Ma sono fortunato. Il poliziotto che avanza tirandosi su il pesante cinturone e mettendosi il cappello blu sul testone da poliziotto è un uomo che conosco. È il caporale Alyss della polizia di Sea-Clift. Qualche anno fa gli ho venduto la casa di Seaside Park, quando lui era una recluta e la famiglia raddoppiò improvvisamente ed ebbero bisogno di altro spazio a buon mercato: a Silverton.
Alzando il palmo della mano, l’agente Alyss ora si trasforma in una barriera umana, invitando a tenersi lontani gli sciacalli, i curiosi e i ficcanaso come me. Quando abbasso il vetro del finestrino, gira intorno alla macchina per proferire le sue parole dissuasive, con la manona destra posata sulla grossa Glock nera. È molto più massiccio dell’ultima volta che l’ho visto. Alla sua forma e alla sua mole, in divisa, si direbbe che abbiano aggiunto almeno un secchione di cemento Portland. I suoi movimenti non sono naturali; è interamente rivestito di Kevlar e porta stivali da combattimento spessi come moon boot, oltre a tutto l’armamentario da poliziotto appeso al cinturone di pelle nera: spray bruciaocchi per il malfattore, manette d’argento, un walkie-talkie grande come un vocabolario, uno sfollagente spaccateste infilato in un anello metallico, caricatori di munizioni extra, una fila di compartimenti neri che si chiudono a scatto e potrebbero contenere qualunque cosa, più un paio di sinistri guanti neri. È l’omino Michelin del pronto intervento, con la visiera del cappello da poliziotto col distintivo dorato abbassata fino alle sopracciglia. Mi viene voglia di ridere, perché sotto sotto Alyss è un pezzo di pane. Ma sembra troppo a disagio per non suscitare simpatia. In ogni caso, nel New Jersey ridere della polizia è un grosso passo falso.
“Okay, signore. Bisogna che lei...” Il caporale Alyss comincia la sua tiritera: “...inverta-la-marcia-e-torni-subito-indietro-attraverso-il-ponte”. Come sospettavo, non mi ha visto bene. Ma un sorrisetto comincia a sbocciare, e lui piega il faccione da un lato, chinandosi sul finestrino, come un ragazzo (un ragazzone). “D’accordo. D’accordo,” dice, col sorriso che ora si allarga, e diventa in un istante il più allegro dei gendarmi. Mi ha smascherato: sono un amico. (Molti lo prendono per i fondelli a causa del nome – Alyss/Alice – ed evidentemente ci ha fatto il callo.) I grossi lobi ucraini delle sue orecchie, noto – grassi, penduli e rosei – non mostrano la più piccola ruga. È chiaro che non ha una preoccupazione al mondo. A tutti i suoi bisogni provvedono la bella famigliola di Silverton, un distintivo e una pistola. “Immagino che sia venuto giù a insegnarci com’è stato furbo a filarsela quando l’ha fatto,” dice. Il suo sorriso è raggiante, e i grandi occhi azzurri slavi sono larghi e intensi mentre fruga dappertutto con lo sguardo dentro la mia macchina. Ha solo trentacinque anni, giocava da estremo stretto nella squadra di football dei Rider, poi ha passato un anno in Ecuador in missione pentecostale, costringendo con le cattive gli indigeni ad accettare Gesù. Il suo vecchio era un poliziotto di ronda a Newark che “ha pagato con la vita”. Se ne imparano, di cose come queste, quando si fa l’agente immobiliare. Sua moglie, Berta, era una delle infermiere dalle quali sono stato assistito quando mi hanno sparato e sono rimasto lungamente all’ospedale.

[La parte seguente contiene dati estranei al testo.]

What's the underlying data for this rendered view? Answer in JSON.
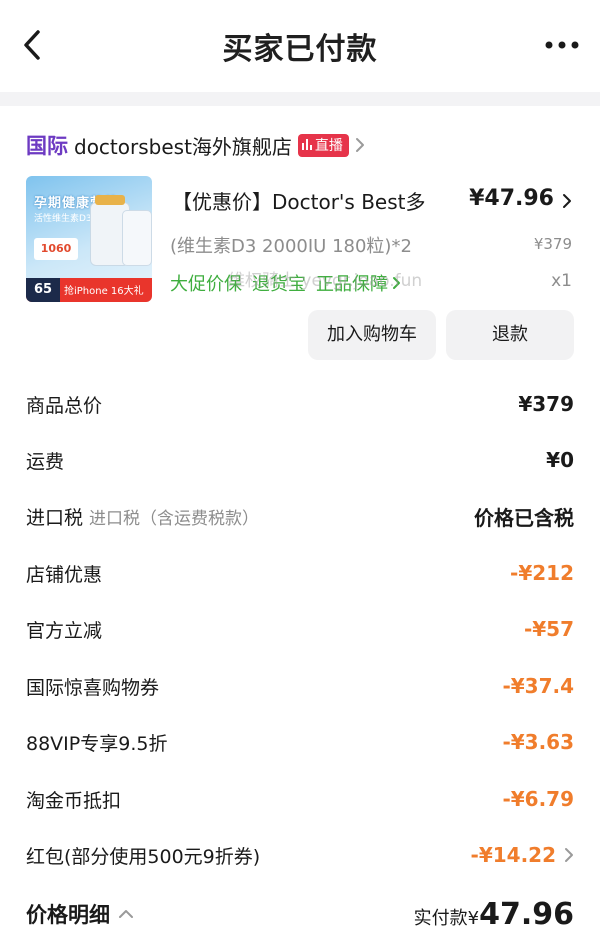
{
  "header": {
    "title": "买家已付款"
  },
  "shop": {
    "intl_label": "国际",
    "name": "doctorsbest海外旗舰店",
    "live_badge": "直播"
  },
  "product": {
    "thumb": {
      "headline": "孕期健康营养",
      "subline": "活性维生素D3",
      "price_tag": "1060",
      "foot_left": "65",
      "foot_right": "抢iPhone 16大礼"
    },
    "name": "【优惠价】Doctor's Best多",
    "price": "¥47.96",
    "spec": "(维生素D3 2000IU 180粒)*2",
    "original_price": "¥379",
    "tags": [
      "大促价保",
      "退货宝",
      "正品保障"
    ],
    "quantity": "x1",
    "watermark": "维权骑士 yevgr.joao.fun"
  },
  "actions": {
    "add_to_cart": "加入购物车",
    "refund": "退款"
  },
  "fees": [
    {
      "label": "商品总价",
      "sub": "",
      "value": "¥379",
      "negative": false,
      "chevron": false
    },
    {
      "label": "运费",
      "sub": "",
      "value": "¥0",
      "negative": false,
      "chevron": false
    },
    {
      "label": "进口税",
      "sub": "进口税（含运费税款）",
      "value": "价格已含税",
      "negative": false,
      "chevron": false
    },
    {
      "label": "店铺优惠",
      "sub": "",
      "value": "-¥212",
      "negative": true,
      "chevron": false
    },
    {
      "label": "官方立减",
      "sub": "",
      "value": "-¥57",
      "negative": true,
      "chevron": false
    },
    {
      "label": "国际惊喜购物券",
      "sub": "",
      "value": "-¥37.4",
      "negative": true,
      "chevron": false
    },
    {
      "label": "88VIP专享9.5折",
      "sub": "",
      "value": "-¥3.63",
      "negative": true,
      "chevron": false
    },
    {
      "label": "淘金币抵扣",
      "sub": "",
      "value": "-¥6.79",
      "negative": true,
      "chevron": false
    },
    {
      "label": "红包(部分使用500元9折券)",
      "sub": "",
      "value": "-¥14.22",
      "negative": true,
      "chevron": true
    }
  ],
  "footer": {
    "detail_label": "价格明细",
    "paid_label": "实付款¥",
    "paid_amount": "47.96"
  },
  "colors": {
    "accent_orange": "#f07d2c",
    "intl_purple": "#6d3ac2",
    "live_red": "#e6344a",
    "tag_green": "#3fae3f"
  }
}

“Stavo solo andando giù a consigliare un vecchio cliente, Pete. La sua casa è volata via.” Inutile spiegargli che era la mia casa. Solo i fatti, qui.
“Sì, be’, non me lo dica,” risponde il caporale Alyss, mentre il suo sorriso si attenua e svanisce. Non è un bel ragazzo – tutti i lineamenti sono troppo grossolani, troppo rosei, troppo carnosi – un incrocio tra un agricoltore del Minnesota e uno dei suoi animali.